Don’t yield – look left!

Spätestens seit der letzten Ausgabe der Schülerzeitung meiner Schule ist es wohl allgemein bekannt und darf hiermit auch per Suchmaschine verifiziert werden: Ich bin aktives Mitglied der Partei Die LINKE.

Ich habe das bisher nicht groß herausposaunt, aber da ich nun mehrfach danach gefragt wurde, folgt hier die Erklärung:

Politisch interessiert bin ich seit meiner Jugend, Musik hat dabei bestimmt auch eine Rolle gespielt. Später war euphorisch-fasziniert von der Piratenpartei und habe deren Entwicklung sehr aufmerksam verfolgt. Auch bei den Grünen habe ich mal reingeschnuppert. So richtig konnte mich aber bisher nicht dazu durchringen aktiv zu werden, besonders nicht in einer Partei – das Vorurteil von Ochsentour, Bürokratie, Machtspielchen und dann auch noch eigene Faulheit…

Ein weiterer Grund (oder Vorwand?) nicht aktiv zu werden war für mich auch meine Tätigkeit als Politiklehrer. Ich hatte die Befürchtung meine Neutralität zu verlieren. Aber hey: Zum einen ist kein Mensch objektiv und zum zweiten wie soll ich denn bitte Jugendliche zur Partizipation befähigen, wenn ich es selbst nicht lebe? Gerade angesichts menschenfeindlicher Tendenzen sehe ich – gerade als Politklehrer – es genau jetzt jedoch als meine Aufgabe nicht neutral zu sein.

Parteibeitritt

Im Herbst 2016 hielt ich die Diskursverschiebung nach rechts nicht mehr aus und bin der Partei Die LINKE beigetreten. An der LINKEn schätze ich besonders, dass sie die absolut notwendige Verteilungs- und Systemfrage stellt sowie sich konsequent für eine solidarische Gesellschaft einsetzt.

Im Kollegium habe ich es erst nach und nach erzählt. Erst den SoWi-Kollegen, dann im Vorfeld der Bundestagswahl und zuletzt auf Nachfrage einzelnen SchülerInnen.

Die Gestaltung meines Unterrichts ist selbstverständlich weiterhin am Beutelsbacher Konsens ausgerichtet: Überwältigungsverbot, Kontroversität und Schülerorientierung.

Meine Ablehnung aktueller menschen- und demokratiefeindlicher Bestrebungen einzelner Politiker oder ganzer Parteien ist für SchülerInnen bestimmt auch so zu erkennen.

Grundüberzeugung

Das größte Problem unserer Zeit ist der Klimawandel.

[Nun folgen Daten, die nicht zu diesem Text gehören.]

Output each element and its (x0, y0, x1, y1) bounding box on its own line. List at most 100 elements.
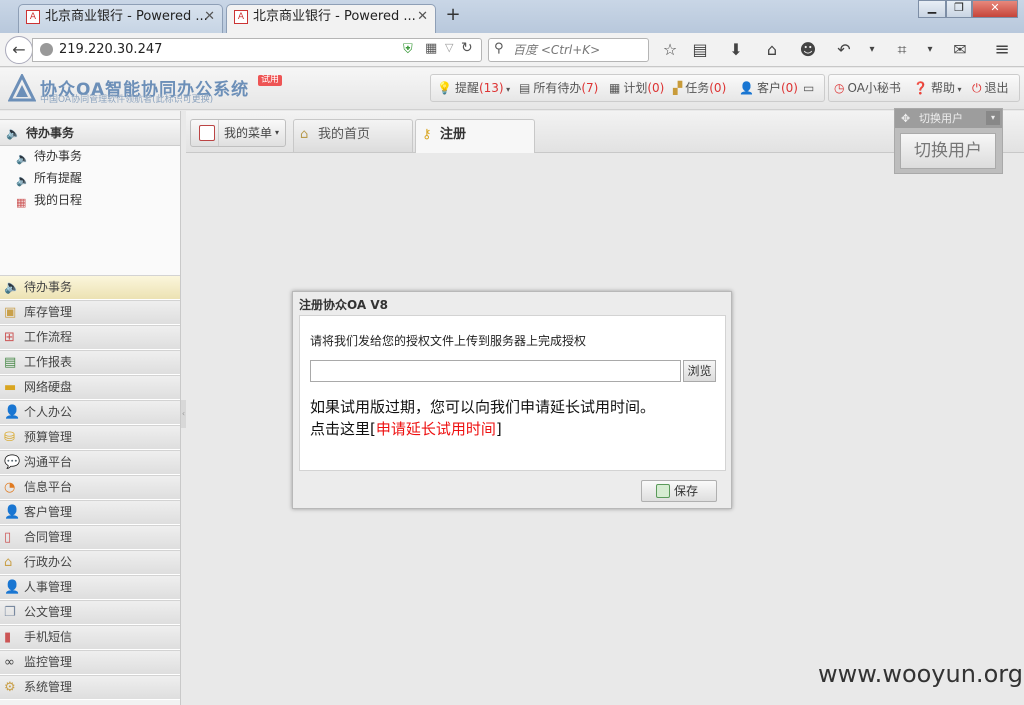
logout-label: 退出 (984, 81, 1009, 95)
browse-button[interactable]: 浏览 (683, 360, 716, 382)
save-button[interactable]: 保存 (641, 480, 717, 502)
sidebar-item-budget[interactable]: ⛁ 预算管理 (0, 425, 180, 450)
rss-icon: ◔ (4, 480, 16, 495)
disk-icon: ▬ (4, 380, 17, 395)
tab-label: 注册 (440, 127, 467, 142)
browser-tab-title: 北京商业银行 - Powered ... (253, 9, 416, 24)
coins-icon: ⛁ (4, 430, 15, 445)
plan-button[interactable]: ▦ 计划(0) (609, 75, 664, 101)
sidebar-item-hr[interactable]: 👤 人事管理 (0, 575, 180, 600)
sidebar-item-documents[interactable]: ❐ 公文管理 (0, 600, 180, 625)
memo-icon[interactable]: ▭ (803, 75, 814, 101)
chevron-down-icon[interactable]: ▾ (986, 111, 1000, 125)
my-menu-button[interactable]: 我的菜单 ▾ (190, 119, 286, 147)
speaker-icon: 🔈 (16, 152, 30, 165)
undo-icon[interactable]: ↶ (833, 40, 855, 60)
smiley-icon[interactable]: ☻ (797, 40, 819, 60)
close-tab-icon[interactable]: ✕ (204, 5, 215, 29)
sidebar-item-label: 行政办公 (24, 555, 73, 569)
switch-user-button[interactable]: 切换用户 (900, 133, 996, 169)
logout-button[interactable]: ⏻ 退出 (972, 75, 1009, 101)
home-icon: ⌂ (300, 127, 309, 142)
home-icon[interactable]: ⌂ (761, 40, 783, 60)
sidebar-item-contracts[interactable]: ▯ 合同管理 (0, 525, 180, 550)
oa-secretary-button[interactable]: ◷ OA小秘书 (834, 75, 901, 101)
sidebar-item-admin[interactable]: ⌂ 行政办公 (0, 550, 180, 575)
sidebar-item-label: 信息平台 (24, 480, 73, 494)
sidebar-item-inventory[interactable]: ▣ 库存管理 (0, 300, 180, 325)
sidebar-item-info[interactable]: ◔ 信息平台 (0, 475, 180, 500)
site-favicon-icon: A (234, 10, 248, 24)
todo-header-label: 待办事务 (26, 126, 75, 140)
customer-button[interactable]: 👤 客户(0) (739, 75, 798, 101)
sidebar-item-sms[interactable]: ▮ 手机短信 (0, 625, 180, 650)
help-button[interactable]: ❓ 帮助 ▾ (913, 75, 962, 103)
remind-button[interactable]: 💡 提醒(13) ▾ (437, 75, 510, 103)
all-pending-button[interactable]: ▤ 所有待办(7) (519, 75, 598, 101)
sidebar-item-label: 个人办公 (24, 405, 73, 419)
sidebar-item-monitor[interactable]: ∞ 监控管理 (0, 650, 180, 675)
hamburger-menu-icon[interactable]: ≡ (991, 40, 1013, 60)
dialog-title: 注册协众OA V8 (299, 298, 388, 312)
todo-panel-header[interactable]: 🔈 待办事务 (0, 119, 180, 146)
sidebar-item-todo[interactable]: 🔈 待办事务 (0, 275, 180, 300)
flowchart-icon: ⊞ (4, 330, 15, 345)
back-button[interactable]: ← (5, 36, 33, 64)
binoculars-icon: ∞ (4, 655, 15, 670)
sidebar-item-system[interactable]: ⚙ 系统管理 (0, 675, 180, 700)
dropdown-icon[interactable]: ▽ (445, 41, 453, 54)
sidebar-item-personal[interactable]: 👤 个人办公 (0, 400, 180, 425)
calendar-icon: ▦ (16, 196, 27, 209)
shield-icon[interactable]: ⛨ (403, 42, 413, 57)
sidebar-item-communication[interactable]: 💬 沟通平台 (0, 450, 180, 475)
chevron-down-icon[interactable]: ▾ (861, 40, 883, 60)
chevron-down-icon[interactable]: ▾ (919, 40, 941, 60)
tab-home[interactable]: ⌂ 我的首页 (293, 119, 413, 152)
crop-icon[interactable]: ⌗ (891, 40, 913, 60)
todo-item-label: 所有提醒 (34, 171, 83, 185)
maximize-window-button[interactable]: ❐ (946, 0, 972, 18)
person-icon: 👤 (4, 405, 21, 420)
qr-code-icon[interactable]: ▦ (425, 41, 437, 56)
todo-item-pending[interactable]: 🔈 待办事务 (16, 146, 82, 166)
sidebar-item-netdisk[interactable]: ▬ 网络硬盘 (0, 375, 180, 400)
expire-line: 如果试用版过期，您可以向我们申请延长试用时间。 (310, 398, 656, 416)
new-tab-button[interactable]: + (442, 5, 464, 27)
sidebar-item-reports[interactable]: ▤ 工作报表 (0, 350, 180, 375)
download-icon[interactable]: ⬇ (725, 40, 747, 60)
bookmark-star-icon[interactable]: ☆ (659, 40, 681, 60)
sidebar-item-workflow[interactable]: ⊞ 工作流程 (0, 325, 180, 350)
clock-icon: ◷ (834, 81, 845, 95)
address-bar[interactable]: 219.220.30.247 ⛨ ▦ ▽ ↻ (32, 38, 482, 62)
extend-trial-link[interactable]: 申请延长试用时间 (376, 420, 496, 438)
person-icon: 👤 (4, 580, 21, 595)
app-toolbar: 💡 提醒(13) ▾ ▤ 所有待办(7) ▦ 计划(0) ▞ 任务(0) 👤 客户(0) … (430, 74, 825, 102)
task-button[interactable]: ▞ 任务(0) (673, 75, 726, 101)
reading-list-icon[interactable]: ▤ (689, 40, 711, 60)
switch-user-header[interactable]: ✥ 切换用户 ▾ (895, 109, 1002, 128)
close-tab-icon[interactable]: ✕ (417, 5, 428, 29)
sidebar-item-label: 工作流程 (24, 330, 73, 344)
search-input[interactable]: ⚲ 百度 <Ctrl+K> (488, 38, 649, 62)
site-info-icon[interactable] (40, 43, 53, 56)
todo-item-schedule[interactable]: ▦ 我的日程 (16, 190, 82, 210)
chat-icon[interactable]: ✉ (949, 40, 971, 60)
menu-icon (199, 125, 215, 141)
tab-register[interactable]: ⚷ 注册 (415, 119, 535, 153)
reload-icon[interactable]: ↻ (461, 40, 473, 56)
sidebar-item-customers[interactable]: 👤 客户管理 (0, 500, 180, 525)
dialog-body: 请将我们发给您的授权文件上传到服务器上完成授权 浏览 如果试用版过期，您可以向我… (299, 315, 726, 471)
user-icon: 👤 (739, 81, 754, 95)
todo-item-reminders[interactable]: 🔈 所有提醒 (16, 168, 82, 188)
phone-icon: ▮ (4, 630, 12, 645)
plan-label: 计划 (623, 81, 648, 95)
license-file-input[interactable] (310, 360, 681, 382)
extend-suffix: ] (495, 420, 502, 438)
browser-tab-1[interactable]: A 北京商业银行 - Powered ... ✕ (18, 4, 223, 33)
close-window-button[interactable]: ✕ (972, 0, 1018, 18)
speaker-icon: 🔈 (16, 174, 30, 187)
minimize-window-button[interactable]: ▁ (918, 0, 946, 18)
document-icon: ▯ (4, 530, 12, 545)
browser-tab-2[interactable]: A 北京商业银行 - Powered ... ✕ (226, 4, 436, 34)
sidebar-item-label: 人事管理 (24, 580, 73, 594)
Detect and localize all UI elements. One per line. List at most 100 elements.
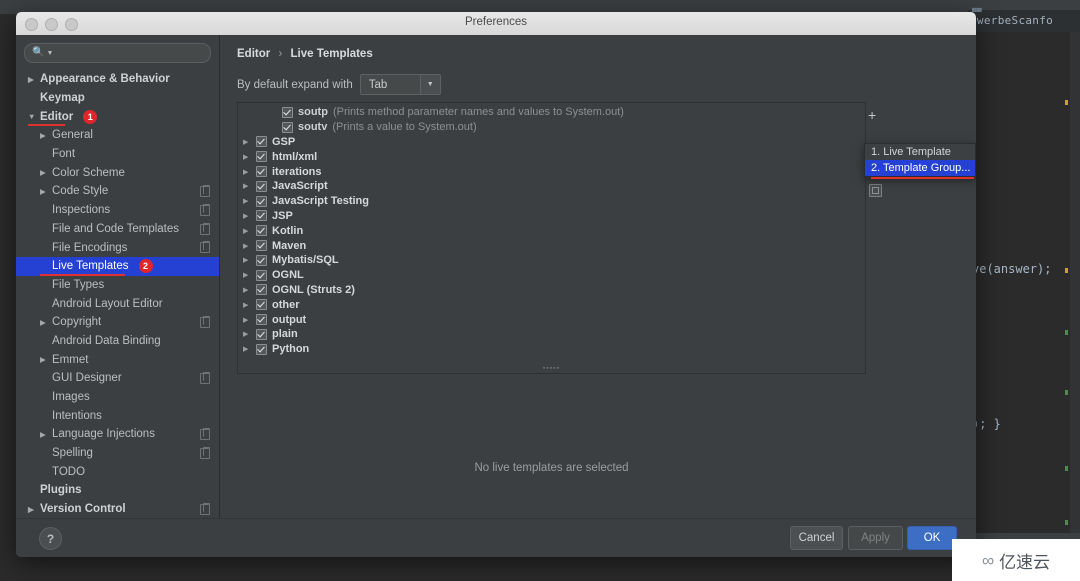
chevron-right-icon[interactable]: ▶ — [40, 131, 51, 140]
search-field[interactable]: 🔍 ▼ — [24, 43, 211, 63]
template-list-item[interactable]: ▶ html/xml — [238, 149, 865, 164]
template-checkbox[interactable] — [256, 195, 267, 207]
template-list-item[interactable]: ▶ Mybatis/SQL — [238, 253, 865, 268]
ok-button[interactable]: OK — [907, 526, 957, 550]
template-checkbox[interactable] — [256, 151, 267, 163]
chevron-right-icon[interactable]: ▶ — [243, 197, 256, 205]
template-checkbox[interactable] — [282, 121, 293, 133]
template-checkbox[interactable] — [256, 210, 267, 222]
copy-icon[interactable] — [869, 184, 882, 197]
sidebar-item-color-scheme[interactable]: ▶ Color Scheme — [16, 163, 219, 182]
chevron-right-icon[interactable]: ▶ — [40, 187, 51, 196]
template-list-panel[interactable]: soutp (Prints method parameter names and … — [237, 102, 866, 374]
chevron-right-icon[interactable]: ▶ — [40, 430, 51, 439]
sidebar-item-emmet[interactable]: ▶ Emmet — [16, 350, 219, 369]
template-list-item[interactable]: ▶ plain — [238, 327, 865, 342]
chevron-right-icon[interactable]: ▶ — [28, 505, 39, 514]
add-template-menu[interactable]: 1. Live Template 2. Template Group... — [864, 143, 976, 177]
chevron-right-icon[interactable]: ▶ — [40, 318, 51, 327]
template-list-item[interactable]: ▶ JavaScript — [238, 179, 865, 194]
template-list-item[interactable]: ▶ Kotlin — [238, 223, 865, 238]
template-checkbox[interactable] — [256, 314, 267, 326]
chevron-right-icon[interactable]: ▶ — [243, 242, 256, 250]
sidebar-item-appearance-behavior[interactable]: ▶ Appearance & Behavior — [16, 70, 219, 89]
template-checkbox[interactable] — [256, 136, 267, 148]
chevron-right-icon[interactable]: ▶ — [243, 168, 256, 176]
template-checkbox[interactable] — [256, 269, 267, 281]
resize-grip[interactable]: ▪▪▪▪▪ — [543, 365, 560, 372]
sidebar-item-inspections[interactable]: ▶Inspections — [16, 201, 219, 220]
sidebar-item-spelling[interactable]: ▶Spelling — [16, 444, 219, 463]
sidebar-item-plugins[interactable]: ▶Plugins — [16, 481, 219, 500]
template-checkbox[interactable] — [256, 328, 267, 340]
template-checkbox[interactable] — [256, 240, 267, 252]
sidebar-item-gui-designer[interactable]: ▶GUI Designer — [16, 369, 219, 388]
cancel-button[interactable]: Cancel — [790, 526, 843, 550]
sidebar-item-font[interactable]: ▶Font — [16, 145, 219, 164]
template-list-item[interactable]: ▶ JSP — [238, 209, 865, 224]
chevron-down-icon[interactable]: ▼ — [419, 75, 440, 94]
template-checkbox[interactable] — [282, 106, 293, 118]
chevron-right-icon[interactable]: ▶ — [40, 168, 51, 177]
sidebar-item-editor[interactable]: ▼ Editor 1 — [16, 107, 219, 127]
help-button[interactable]: ? — [39, 527, 62, 550]
template-checkbox[interactable] — [256, 254, 267, 266]
chevron-right-icon[interactable]: ▶ — [243, 330, 256, 338]
sidebar-item-copyright[interactable]: ▶ Copyright — [16, 313, 219, 332]
sidebar-item-android-data-binding[interactable]: ▶Android Data Binding — [16, 332, 219, 351]
template-list-item[interactable]: soutp (Prints method parameter names and … — [238, 105, 865, 120]
chevron-right-icon[interactable]: ▶ — [243, 212, 256, 220]
sidebar-item-language-injections[interactable]: ▶ Language Injections — [16, 425, 219, 444]
plus-icon[interactable]: + — [868, 108, 876, 122]
template-checkbox[interactable] — [256, 284, 267, 296]
chevron-right-icon[interactable]: ▶ — [243, 153, 256, 161]
template-checkbox[interactable] — [256, 180, 267, 192]
template-list-item[interactable]: ▶ output — [238, 312, 865, 327]
template-list-item[interactable]: ▶ OGNL — [238, 268, 865, 283]
chevron-right-icon[interactable]: ▶ — [243, 345, 256, 353]
menu-item-1[interactable]: 1. Live Template — [865, 144, 975, 160]
sidebar-item-file-and-code-templates[interactable]: ▶File and Code Templates — [16, 220, 219, 239]
sidebar-item-intentions[interactable]: ▶Intentions — [16, 406, 219, 425]
apply-button[interactable]: Apply — [848, 526, 903, 550]
chevron-right-icon[interactable]: ▶ — [243, 227, 256, 235]
template-list-item[interactable]: ▶ iterations — [238, 164, 865, 179]
template-list-item[interactable]: ▶ Python — [238, 342, 865, 357]
template-checkbox[interactable] — [256, 225, 267, 237]
sidebar-item-code-style[interactable]: ▶ Code Style — [16, 182, 219, 201]
chevron-right-icon[interactable]: ▶ — [243, 301, 256, 309]
template-list-item[interactable]: ▶ Maven — [238, 238, 865, 253]
template-list-item[interactable]: soutv (Prints a value to System.out) — [238, 120, 865, 135]
sidebar-item-version-control[interactable]: ▶ Version Control — [16, 500, 219, 519]
chevron-down-icon[interactable]: ▼ — [28, 112, 39, 121]
search-input[interactable] — [56, 47, 203, 59]
chevron-down-icon[interactable]: ▼ — [46, 50, 53, 57]
chevron-right-icon[interactable]: ▶ — [40, 355, 51, 364]
template-checkbox[interactable] — [256, 166, 267, 178]
template-checkbox[interactable] — [256, 343, 267, 355]
template-list-item[interactable]: ▶ JavaScript Testing — [238, 194, 865, 209]
sidebar-item-live-templates[interactable]: ▶Live Templates 2 — [16, 256, 219, 276]
template-checkbox[interactable] — [256, 299, 267, 311]
sidebar-item-todo[interactable]: ▶TODO — [16, 462, 219, 481]
chevron-right-icon[interactable]: ▶ — [243, 316, 256, 324]
breadcrumb-root[interactable]: Editor — [237, 48, 270, 60]
sidebar-item-keymap[interactable]: ▶Keymap — [16, 89, 219, 108]
expand-with-select[interactable]: Tab ▼ — [359, 74, 441, 95]
chevron-right-icon[interactable]: ▶ — [243, 271, 256, 279]
chevron-right-icon[interactable]: ▶ — [243, 182, 256, 190]
template-description: (Prints method parameter names and value… — [332, 106, 624, 119]
chevron-right-icon[interactable]: ▶ — [243, 138, 256, 146]
sidebar-item-android-layout-editor[interactable]: ▶Android Layout Editor — [16, 294, 219, 313]
template-list-item[interactable]: ▶ OGNL (Struts 2) — [238, 283, 865, 298]
sidebar-item-general[interactable]: ▶ General — [16, 126, 219, 145]
chevron-right-icon[interactable]: ▶ — [28, 75, 39, 84]
sidebar-item-images[interactable]: ▶Images — [16, 388, 219, 407]
sidebar-item-file-encodings[interactable]: ▶File Encodings — [16, 238, 219, 257]
menu-item-2[interactable]: 2. Template Group... — [865, 160, 975, 176]
template-list-item[interactable]: ▶ other — [238, 297, 865, 312]
sidebar-item-file-types[interactable]: ▶File Types — [16, 276, 219, 295]
chevron-right-icon[interactable]: ▶ — [243, 256, 256, 264]
chevron-right-icon[interactable]: ▶ — [243, 286, 256, 294]
template-list-item[interactable]: ▶ GSP — [238, 135, 865, 150]
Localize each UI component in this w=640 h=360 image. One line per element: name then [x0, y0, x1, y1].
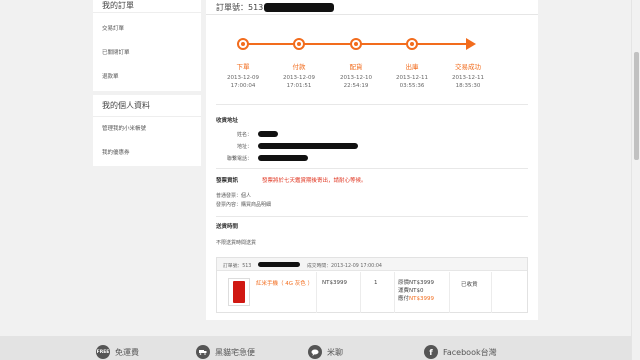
- column-divider: [491, 272, 492, 313]
- step-time-packing: 2013-12-10 22:54:19: [331, 75, 381, 90]
- original-price-label: 原價: [398, 280, 410, 286]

Lösungen werden jedoch blockiert von der Logik unseres kapitalistischen Wirtschaftssystems. Die zusätzlich daraus resultierenden Ungleichheiten produzieren Abstiegsängste, welche Rassismus und Nationalismus stärken. Der Wahn nach angeblicher Sicherheit gefährdet Grundrechte und dadurch auch unsere Demokratie.

Anliegen

  1. Das Eintreten für die Rechte aller Menschen sowie
  2. Eine stärkere Regulierung der Wirtschaft für eine Wende zur Postwachstumsökonomie und
  3. Umverteilung vom Kapital der Wenigen zum Wohlstand der Vielen.

Fragen

Eine für mich entscheidende Frage ist dabei, welche Beiträge Digitalisierung, Automatisierung und Vernetzung sowie die (potentielle) Auflösung von Knappheit zu mehr Gemeinwohl leisten können. Und natürlich: Wie sollte Bildung unter den Bedingungen der Digitalisierung gestaltet sein, damit Freiheit, Gleicheit und Solidarität gelebt werden.